In the birds' world, failure to
take that final leap means death from starvation or immobility and
vulnerability to hawks. In the humans' world, hatchlings can stay in the nest,
though they become the butt of jokes and examples of injurious stereotypes.
From the economic sag in this
country, living with parents has increased, not to add income to the family
like in the 1900s or pursue college like in the 70s and 80s, but more because both
wings are weaker than they should be.
By the afternoon, Alpha2 was gone.
I searched the ground, in case, but he possibly made it to a tree further away,
at least. Or he might still be protesting today. Hopefully, not.
I realize another economic crash may force our kids back home. They'd be welcome, without blame. They didn't cut their own wings, and we did a good job I think showing them how to use them. However, the economy is out of all our hands.
For those of you with hatchlings
just stretching their wings, consider the potential difficulty of their final flight. Teach, encourage, urge, maybe even push a little, if you want. But don't think that all American rituals are everlasting.
The
birds will continue their leaving-the-nest routine, however fewer hatchlings
their future brings them. We on the other hand may have to alter our rituals.
And if the birds are watching, perhaps they have ideas of how to correct where
our country went wrong so wrong.
Es todo, hoy,
RudyG
3 comments:
Thank you RudyG for your sensitive and reflective blog.
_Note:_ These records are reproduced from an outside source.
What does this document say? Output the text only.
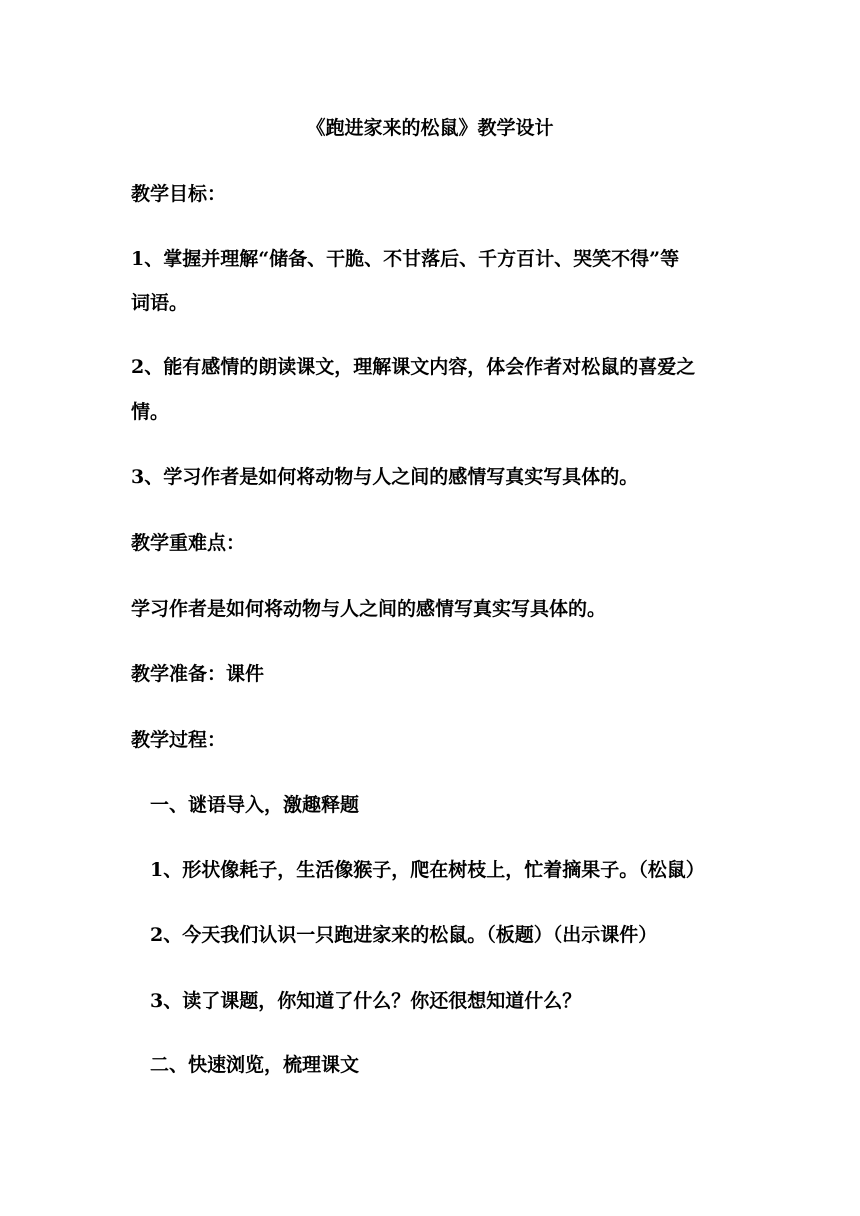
《跑进家来的松鼠》教学设计
教学目标：
1、掌握并理解“储备、干脆、不甘落后、千方百计、哭笑不得”等
词语。
2、能有感情的朗读课文，理解课文内容，体会作者对松鼠的喜爱之
情。
3、学习作者是如何将动物与人之间的感情写真实写具体的。
教学重难点：
学习作者是如何将动物与人之间的感情写真实写具体的。
教学准备：课件
教学过程：
一、谜语导入，激趣释题
1、形状像耗子，生活像猴子，爬在树枝上，忙着摘果子。（松鼠）
2、今天我们认识一只跑进家来的松鼠。（板题）（出示课件）
3、读了课题，你知道了什么？你还很想知道什么？
二、快速浏览，梳理课文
I have a "birdie" who just graduated university and although there was no singing, "Wind Beneath My Wings", we both realize the journey is better when you have support.
Congrats and best of luck.
Blessings,
Diana
Loved this essay, Rudy! So true, so true. My birdlings are 44 and 43years old, respectively. One's a single parent without a home mortgage yet, and the other's married, with a historic townhome that's affordable for her and her husband, but she's still got college debt. So each of my loved ones doesn't yet have two fully-strong, independent wings, though they're each so very independent and productively employed, creatively engaged, etc. As you say, these are signs of the times, and Hubby and I help them as needed. But, like you with your birdlings, we're still so proud of them for all that they have done despite the economic realities of the world handicapping them a bit. Adelante!!
I worked all the way through college and grad school supplemented by grants and NSD loans @ 3%. Those loans were fortunate for me and countless others, and society has been paid back a hundredfold. Now the system seems rigged. When I read about certain states blocking sick pay, refusing medicare or Obamacare, or insisting that workers don't need fair pay, I'm concerned that the end result is to hem us in and make us grateful for whatever crumbs are left for us to scavenge. By us, I mean our kids. Our do-nothing Congress adds to the problem, but people don't seem to pay attention. They're too afraid. Like your baby bird we have to take flight or die. Like the parent bird urging him on, we seniors may not be able to stand by and chirp encouragement to do things the way we "birds" have always done. I'm ready for a revolution, one where The Greatest Generation aligns with Millennials for Change.